The inner formation is a square, a shape constructed by four perfectly straight lines. The outer shape resembles a square, but is round around the edges. Two windows are oriented symmetrically on each side for ventilation. One window has a window sill to place the food collected from the farm. The doorway was deliberately positioned on the left side of the wall restricting sight from the entrance and thus, creating privacy for the inhabitant. The inner square shape contrasted with the outer rounded edges symbolize a deeper transitional moment in mankind’s relationship to nature. The inner square enables optimal space efficiency due to the nature of the human body; the linearity of the body, both vertically and horizontally, can fit in every direction. The outer formation is rounded to alleviate the work in building the structure. The choice of labor allocation in this manner illustrates a mindset that was largely concerned with practicality and efficiency.

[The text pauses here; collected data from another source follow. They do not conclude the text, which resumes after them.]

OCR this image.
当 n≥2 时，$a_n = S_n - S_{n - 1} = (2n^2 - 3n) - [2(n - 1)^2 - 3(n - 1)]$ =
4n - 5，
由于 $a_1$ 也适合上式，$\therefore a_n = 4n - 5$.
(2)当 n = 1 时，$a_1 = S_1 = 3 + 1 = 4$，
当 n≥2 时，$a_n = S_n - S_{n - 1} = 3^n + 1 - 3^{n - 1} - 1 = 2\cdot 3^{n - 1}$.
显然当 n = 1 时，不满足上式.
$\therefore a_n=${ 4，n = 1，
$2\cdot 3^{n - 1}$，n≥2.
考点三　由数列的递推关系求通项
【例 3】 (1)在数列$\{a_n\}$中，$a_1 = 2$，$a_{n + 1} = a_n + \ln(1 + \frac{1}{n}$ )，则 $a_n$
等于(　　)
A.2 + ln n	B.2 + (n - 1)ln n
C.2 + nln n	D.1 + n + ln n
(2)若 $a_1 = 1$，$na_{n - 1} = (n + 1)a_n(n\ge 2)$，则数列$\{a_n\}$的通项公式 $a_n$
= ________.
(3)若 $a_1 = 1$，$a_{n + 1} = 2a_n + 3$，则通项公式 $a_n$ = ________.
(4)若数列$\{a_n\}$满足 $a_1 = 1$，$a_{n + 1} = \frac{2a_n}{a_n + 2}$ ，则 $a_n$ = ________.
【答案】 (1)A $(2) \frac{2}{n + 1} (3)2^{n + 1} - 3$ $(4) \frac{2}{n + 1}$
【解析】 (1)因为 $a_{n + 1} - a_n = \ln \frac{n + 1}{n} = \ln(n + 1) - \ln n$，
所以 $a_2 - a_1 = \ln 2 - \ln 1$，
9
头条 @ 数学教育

The necessity for the origination of the shelter arose from a desire to grow food from the land. The underlying premise for the construction of this space was to more wisely serve the human body. Straight lines are a human invention crafted by replication of the human body form. Curvature is the quintessence of nature. The configuration of the rounded square containing the geometric square displays a human creation protected by nature. This presentation imparts a philosophy of struggle in man’s relationship with nature. On the one hand, man is subservient to nature as he is bounded and protected by it. Yet on the other, man is equipped to impose structures on nature. Still, this work of art communicates a harmonious relationship of contradictory elements, and thus alludes a sense of comfort.
On the right is a red brick wall seen from a lateral perspective. This structure is rigid and made up entirely of linear lines. The structure also seems impermeable and conveys a strong and practical sense.
The juxtaposition of these two structures are shown through two different viewpoints: lateral and topographical. They depict two different ways the sight of humans captures the essence of a thing. The relationship of humans to nature is called into question through these two pieces. The differences in viewpoint challenge our understanding of space and what it does for us.